With a further expansion of the wind energy sector, wind turbines (WTs) have an increasing impact on grid stability. Requirements for a grid connection are adapted continuously, especially for frequency support and the fault ride through (FRT) behavior of WTs. Besides the objectives of robust operational stability and maximum energy yield, a smooth of active power is also of interest to reach efficient load to generation balancing of the grid. With stochastic wind fluctuations, power smoothing methods gain importance, but in combination with primary power control, operation points (OPs) with the risk of operational instability occur. In these OPs with speeds below the maximum power point (MPP), a deceleration of the drive train to standstill is possible.
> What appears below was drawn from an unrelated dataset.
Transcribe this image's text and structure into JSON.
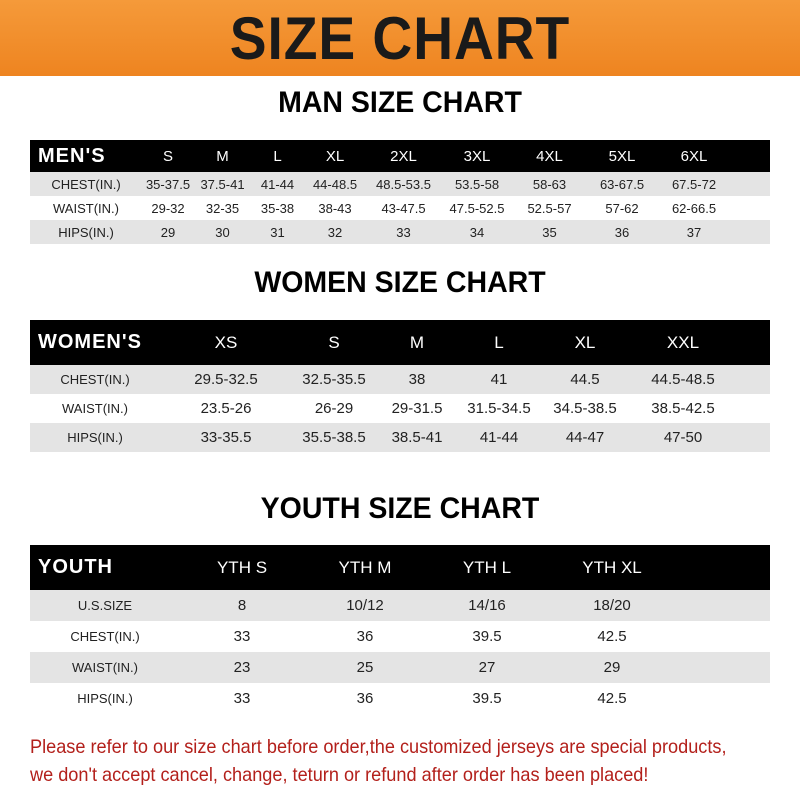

While, so far, to ensure a stable operation especially variable droop is preferred for a WT with power controlled generator, a method to guarantee stability on conventional controller principles with constant droop is missing. Therefore, in this article, a control structure with power smoothing, constant droop, and a stabilizing limitation called MPP-limiter is presented, which ensure robust operational stability of the WT without requirements for additional safety margins. Therewith, the provision of the full primary control power is passible. Based on theoretical investigations, parameter studies, individual scenarios, and test bench results, the demand for the MPP-limiter from a stability perspective is shown. Advantages of the power smoothing and its effect on the energy yield are explained, like an increase of 6 % of total energy in the transition range between partial and full load.